Carbon Chain Length Determines Inhibitory Potency of Perfluoroalkyl Sulfonic Acids on Human Placental 3β-Hydroxysteroid Dehydrogenase 1: Screening, Structure-Activity Relationship, and In Silico Analysis.

Objective:This study aimed to compare 9 perfluoroalkyl sulfonic acids (PFSA) with carbon chain lengths (C4-C12) to inhibit human placental 3β-hydroxysteroid dehydrogenase 1 (3β-HSD1), aromatase, and rat 3β-HSD4 activities. Methods:Human and rat placental 3β-HSDs activities were determined by converting pregnenolone to progesterone and progesterone secretion in JEG-3 cells was determined using HPLC/MS-MS, and human aromatase activity was determined by radioimmunoassay. Results:PFSA inhibited human 3β-HSD1 structure-dependently in the order: perfluorooctanesulfonic acid (PFOS, half-maximum inhibitory concentration, IC 50: 9.03 ± 4.83 μmol/L) > perfluorodecanesulfonic acid (PFDS, 42.52 ± 8.99 μmol/L) > perfluoroheptanesulfonic acid (PFHpS, 112.6 ± 29.39 μmol/L) > perfluorobutanesulfonic acid (PFBS) = perfluoropentanesulfonic acid (PFPS) = perfluorohexanesulfonic acid (PFHxS) = perfluorododecanesulfonic acid (PFDoS) (ineffective at 100 μmol/L). 6:2FTS (1H, 1H, 2H, 2H-perfluorooctanesulfonic acid) and 8:2FTS (1H, 1H, 2H, 2H-perfluorodecanesulfonic acid) did not inhibit human 3β-HSD1. PFOS and PFHpS are mixed inhibitors, whereas PFDS is a competitive inhibitor. Moreover, 1-10 μmol/L PFOS and PFDS significantly reduced progesterone biosynthesis in JEG-3 cells. Docking analysis revealed that PFSA binds to the steroid-binding site of human 3β-HSD1 in a carbon chain length-dependent manner.

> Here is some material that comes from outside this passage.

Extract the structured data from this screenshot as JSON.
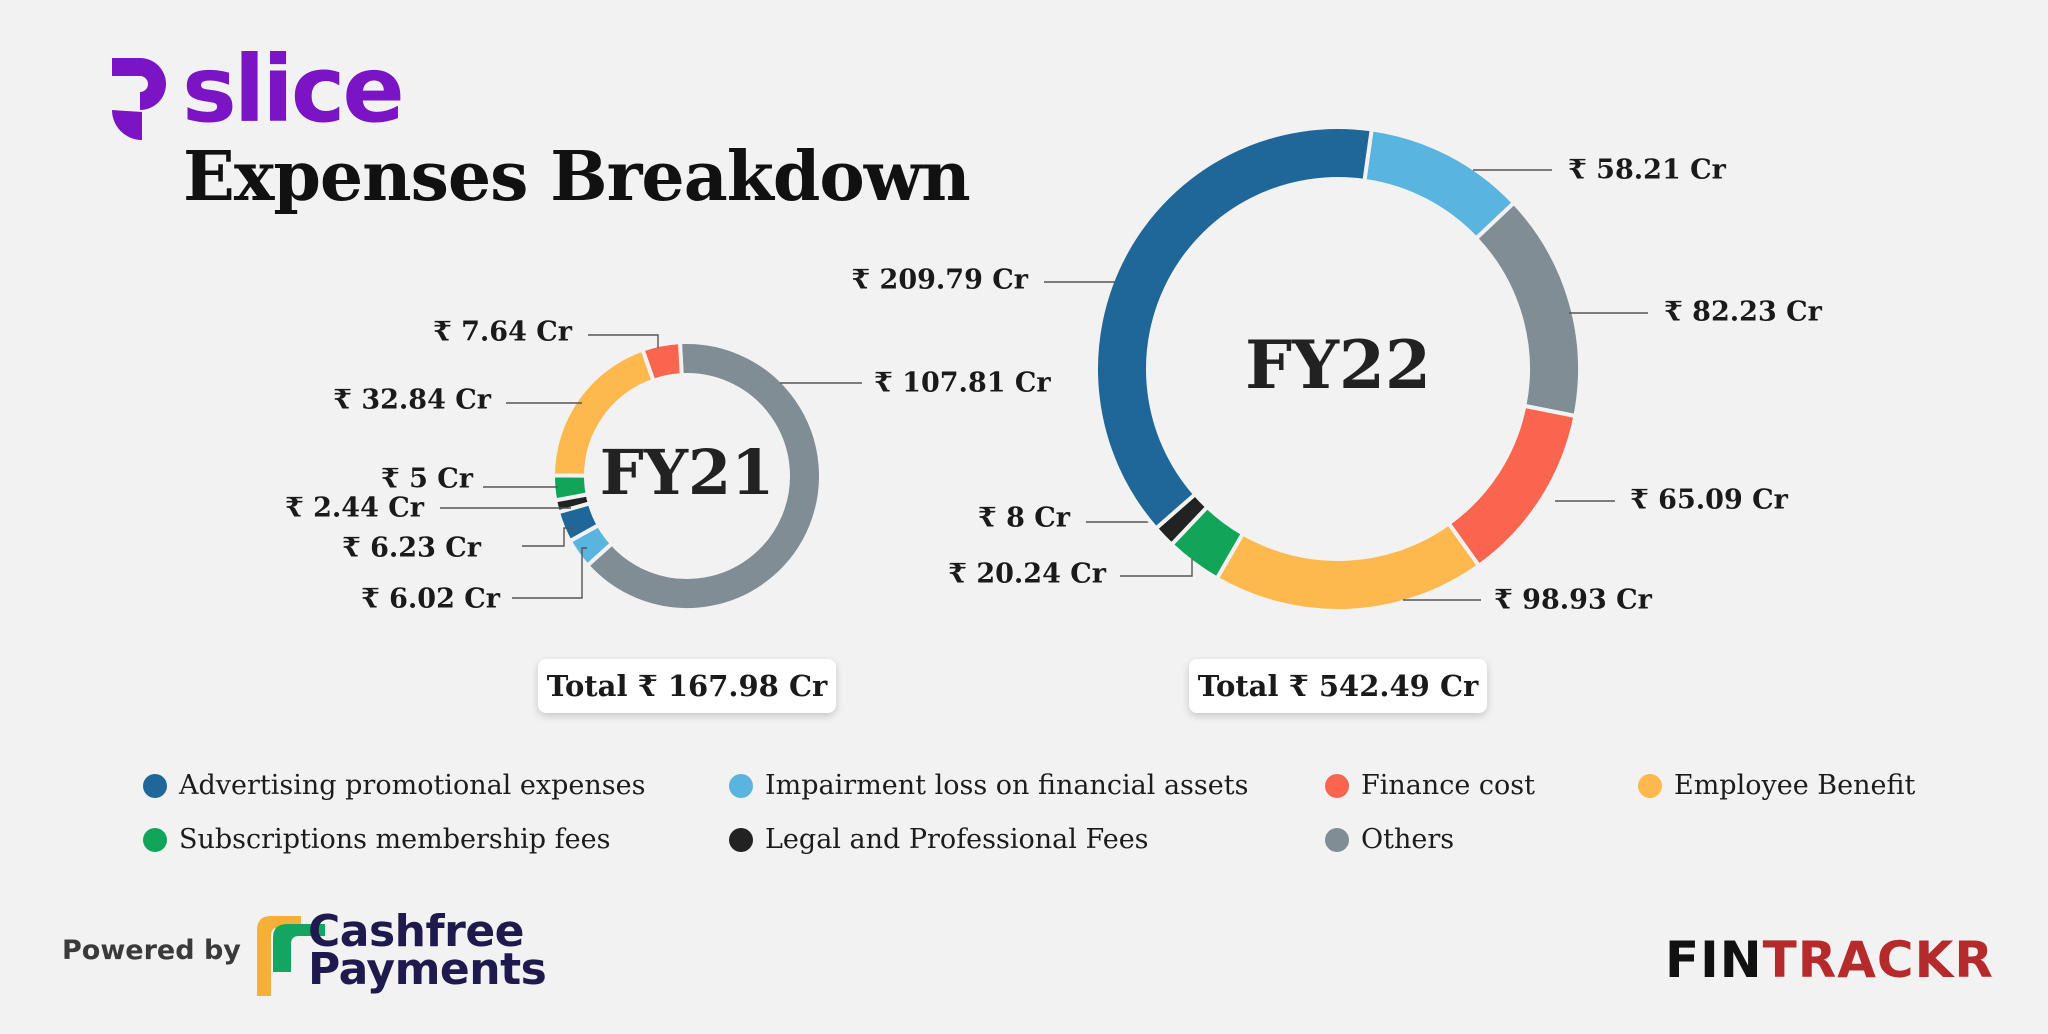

All 100 μmol/L PFSA solutions did not affect rat 3β-HSD4 and human placental aromatase activity. Conclusion:Carbon chain length determines inhibitory potency of PFSA on human placental 3β-HSD1 in a V-shaped transition at PFOS (C8), with inhibitory potency of PFOS > PFDS > PFHpS > PFBS = PFPS = PFHxS = PFDoS = 6:2FTS = 8:2FTS.